Sheet music for the song with cover art by Albert Barbelle depicting couples in a darkened movie theater was sold by Waterson, Berlin & Snyder. The song has been recorded by Irving Kaufman, Tennessee Ernie Ford, and others. It made appearances on the vaudeville stage.

==Context==
Prior to World War I courtship between men and woman was typically supervised by the woman's family, a system known as "calling." With the war's end in 1918 and the women's suffrage amendment of 1919, American young women gained more independence from their families. Dating replaced calling as courtship moved out of women's homes and away from family supervision, into public places including theaters and other entertainment venues.

The song capitalized on the new trend of dates in movie theaters, often showing movies with romantic themes.

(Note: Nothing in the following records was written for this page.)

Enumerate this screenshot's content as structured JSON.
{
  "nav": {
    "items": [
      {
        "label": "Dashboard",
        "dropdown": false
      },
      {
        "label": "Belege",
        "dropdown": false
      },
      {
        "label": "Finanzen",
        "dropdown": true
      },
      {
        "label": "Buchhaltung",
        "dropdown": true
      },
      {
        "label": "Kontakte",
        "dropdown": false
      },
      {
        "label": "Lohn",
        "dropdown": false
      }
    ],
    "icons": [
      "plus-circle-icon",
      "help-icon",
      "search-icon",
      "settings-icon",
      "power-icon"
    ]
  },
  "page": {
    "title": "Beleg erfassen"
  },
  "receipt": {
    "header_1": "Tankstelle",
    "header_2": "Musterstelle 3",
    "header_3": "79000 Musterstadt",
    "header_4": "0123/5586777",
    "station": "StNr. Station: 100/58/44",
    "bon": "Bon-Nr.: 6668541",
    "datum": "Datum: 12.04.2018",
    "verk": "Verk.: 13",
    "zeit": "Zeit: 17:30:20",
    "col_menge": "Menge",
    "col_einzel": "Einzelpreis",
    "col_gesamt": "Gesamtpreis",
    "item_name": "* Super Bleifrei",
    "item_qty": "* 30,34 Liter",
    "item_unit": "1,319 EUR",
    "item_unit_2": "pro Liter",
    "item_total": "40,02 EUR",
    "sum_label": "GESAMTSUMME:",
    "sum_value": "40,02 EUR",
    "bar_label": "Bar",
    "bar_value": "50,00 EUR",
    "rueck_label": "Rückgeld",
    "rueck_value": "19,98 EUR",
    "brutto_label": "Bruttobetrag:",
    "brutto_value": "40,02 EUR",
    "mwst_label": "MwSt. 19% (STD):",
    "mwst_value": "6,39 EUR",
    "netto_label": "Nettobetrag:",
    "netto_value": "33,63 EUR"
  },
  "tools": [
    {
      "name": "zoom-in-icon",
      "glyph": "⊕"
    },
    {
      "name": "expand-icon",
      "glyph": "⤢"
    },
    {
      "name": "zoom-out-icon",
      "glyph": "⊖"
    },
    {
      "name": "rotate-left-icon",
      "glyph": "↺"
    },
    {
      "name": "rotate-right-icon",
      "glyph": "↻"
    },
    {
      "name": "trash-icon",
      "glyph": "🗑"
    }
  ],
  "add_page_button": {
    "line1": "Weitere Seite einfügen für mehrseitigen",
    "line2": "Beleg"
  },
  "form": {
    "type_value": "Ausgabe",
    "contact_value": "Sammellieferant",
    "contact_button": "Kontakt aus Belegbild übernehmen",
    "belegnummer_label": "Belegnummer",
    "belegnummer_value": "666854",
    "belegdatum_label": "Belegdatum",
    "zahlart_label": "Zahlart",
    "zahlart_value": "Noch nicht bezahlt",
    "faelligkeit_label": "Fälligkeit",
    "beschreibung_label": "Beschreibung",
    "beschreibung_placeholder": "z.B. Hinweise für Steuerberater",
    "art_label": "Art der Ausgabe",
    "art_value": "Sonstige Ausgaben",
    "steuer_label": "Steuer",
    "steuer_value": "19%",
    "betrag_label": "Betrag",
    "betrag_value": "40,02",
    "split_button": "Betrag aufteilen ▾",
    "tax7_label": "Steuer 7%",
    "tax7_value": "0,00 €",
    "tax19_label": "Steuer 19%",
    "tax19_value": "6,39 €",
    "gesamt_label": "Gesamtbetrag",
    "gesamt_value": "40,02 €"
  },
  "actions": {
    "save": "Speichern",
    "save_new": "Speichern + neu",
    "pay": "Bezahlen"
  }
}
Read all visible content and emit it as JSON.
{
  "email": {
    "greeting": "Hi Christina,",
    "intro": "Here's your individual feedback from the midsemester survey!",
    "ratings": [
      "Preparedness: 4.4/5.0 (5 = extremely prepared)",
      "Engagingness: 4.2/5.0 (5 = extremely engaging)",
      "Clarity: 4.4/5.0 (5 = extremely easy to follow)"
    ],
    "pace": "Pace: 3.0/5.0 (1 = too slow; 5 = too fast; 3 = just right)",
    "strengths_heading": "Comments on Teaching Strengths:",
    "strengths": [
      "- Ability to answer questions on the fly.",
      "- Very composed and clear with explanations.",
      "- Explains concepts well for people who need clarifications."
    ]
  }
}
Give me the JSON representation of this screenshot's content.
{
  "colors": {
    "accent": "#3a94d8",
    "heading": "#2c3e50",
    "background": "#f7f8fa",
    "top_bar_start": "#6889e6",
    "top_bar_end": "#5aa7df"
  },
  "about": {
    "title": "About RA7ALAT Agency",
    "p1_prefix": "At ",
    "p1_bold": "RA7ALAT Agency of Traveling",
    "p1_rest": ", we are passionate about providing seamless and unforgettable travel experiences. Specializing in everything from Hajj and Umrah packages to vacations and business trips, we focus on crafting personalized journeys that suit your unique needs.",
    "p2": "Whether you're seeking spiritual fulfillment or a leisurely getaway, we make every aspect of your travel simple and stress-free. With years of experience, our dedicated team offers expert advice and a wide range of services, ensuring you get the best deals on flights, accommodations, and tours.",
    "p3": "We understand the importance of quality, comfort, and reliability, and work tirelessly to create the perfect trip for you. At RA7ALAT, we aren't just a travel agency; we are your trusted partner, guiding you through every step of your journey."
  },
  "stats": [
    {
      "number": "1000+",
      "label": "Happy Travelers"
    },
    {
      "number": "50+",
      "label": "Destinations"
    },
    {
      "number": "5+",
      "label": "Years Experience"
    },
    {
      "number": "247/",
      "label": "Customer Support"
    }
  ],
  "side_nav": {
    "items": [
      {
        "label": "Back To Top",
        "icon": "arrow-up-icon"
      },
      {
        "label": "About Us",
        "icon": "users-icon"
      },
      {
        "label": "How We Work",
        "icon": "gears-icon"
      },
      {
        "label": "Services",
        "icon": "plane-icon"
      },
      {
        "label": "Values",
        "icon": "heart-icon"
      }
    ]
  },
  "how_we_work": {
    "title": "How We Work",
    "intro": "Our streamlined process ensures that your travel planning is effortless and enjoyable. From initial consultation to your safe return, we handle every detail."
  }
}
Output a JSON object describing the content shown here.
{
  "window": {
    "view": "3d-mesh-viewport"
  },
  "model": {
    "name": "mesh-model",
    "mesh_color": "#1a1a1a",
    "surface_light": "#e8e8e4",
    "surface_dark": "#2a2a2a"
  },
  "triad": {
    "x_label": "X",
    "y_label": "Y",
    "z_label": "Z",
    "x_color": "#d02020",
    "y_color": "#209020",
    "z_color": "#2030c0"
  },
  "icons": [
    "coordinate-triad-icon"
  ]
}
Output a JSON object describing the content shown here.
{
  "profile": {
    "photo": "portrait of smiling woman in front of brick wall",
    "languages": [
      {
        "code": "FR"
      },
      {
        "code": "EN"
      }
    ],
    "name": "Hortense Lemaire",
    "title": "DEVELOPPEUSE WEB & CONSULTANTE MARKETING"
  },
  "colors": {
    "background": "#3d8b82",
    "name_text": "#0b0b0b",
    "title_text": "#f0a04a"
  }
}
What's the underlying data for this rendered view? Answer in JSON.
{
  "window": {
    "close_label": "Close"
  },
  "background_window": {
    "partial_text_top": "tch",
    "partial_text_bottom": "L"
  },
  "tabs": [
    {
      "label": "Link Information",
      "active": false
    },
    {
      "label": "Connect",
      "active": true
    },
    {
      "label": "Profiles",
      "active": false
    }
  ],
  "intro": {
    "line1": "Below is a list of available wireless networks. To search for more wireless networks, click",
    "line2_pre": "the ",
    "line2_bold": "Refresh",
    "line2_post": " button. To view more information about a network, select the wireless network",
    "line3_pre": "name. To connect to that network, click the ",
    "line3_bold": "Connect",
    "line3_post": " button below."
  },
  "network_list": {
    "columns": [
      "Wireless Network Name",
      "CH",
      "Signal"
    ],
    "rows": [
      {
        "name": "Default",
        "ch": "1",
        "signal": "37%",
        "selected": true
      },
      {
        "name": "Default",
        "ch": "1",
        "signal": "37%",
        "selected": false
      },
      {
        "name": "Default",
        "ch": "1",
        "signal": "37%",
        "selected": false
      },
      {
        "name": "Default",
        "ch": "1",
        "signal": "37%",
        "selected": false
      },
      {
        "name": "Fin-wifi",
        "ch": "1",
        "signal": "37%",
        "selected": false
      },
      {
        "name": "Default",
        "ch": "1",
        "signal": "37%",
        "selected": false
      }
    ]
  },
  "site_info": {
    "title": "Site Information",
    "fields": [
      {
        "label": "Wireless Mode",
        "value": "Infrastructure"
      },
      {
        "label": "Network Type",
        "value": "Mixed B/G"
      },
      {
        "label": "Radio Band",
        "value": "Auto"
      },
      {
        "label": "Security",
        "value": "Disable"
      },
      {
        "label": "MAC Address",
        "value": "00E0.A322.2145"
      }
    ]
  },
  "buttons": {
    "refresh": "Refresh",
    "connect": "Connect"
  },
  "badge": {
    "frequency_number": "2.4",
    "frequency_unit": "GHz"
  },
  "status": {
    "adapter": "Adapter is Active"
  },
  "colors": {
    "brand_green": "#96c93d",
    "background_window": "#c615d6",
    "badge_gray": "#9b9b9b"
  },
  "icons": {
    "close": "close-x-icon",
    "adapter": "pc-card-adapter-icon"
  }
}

It came during a moral panic about the darkness of movie theaters and about the content of films, such as "women consorting with men without marriage," which censors considered salacious and immoral.

Influenza is referenced in the song because crowds were returning to movie theaters after the 1918 influenza epidemic.

==Lyrics==
The song recommends the freedom of dating at the movies and suggests imitating actors in romantic films:

Take your girlie to the movies
If you can't make love at home
There's no little brother there who always squeals
You can say an awful lot in seven reels
Take your lessons at the movies
And have love scenes of your own

==Performances and recordings==

Vaudeville performers Edna Goodrich and Harry Watson Jr. featured the song in 1919 and into the 1920s. It was performed in Sydney, Australia by Muriel Hudson, who included special effects. The Four Tops performed it on television in 1971.

A recording by Irving Kaufman was released in 1919 by Columbia Records. Recordings by Isabella Patricola and Billy Murray were also released in 1919. It was recorded by Kay Kyser in 1935, by Blue Barron in 1940, by Phil Harris in 1954, and by Tennessee Ernie Ford in 1962.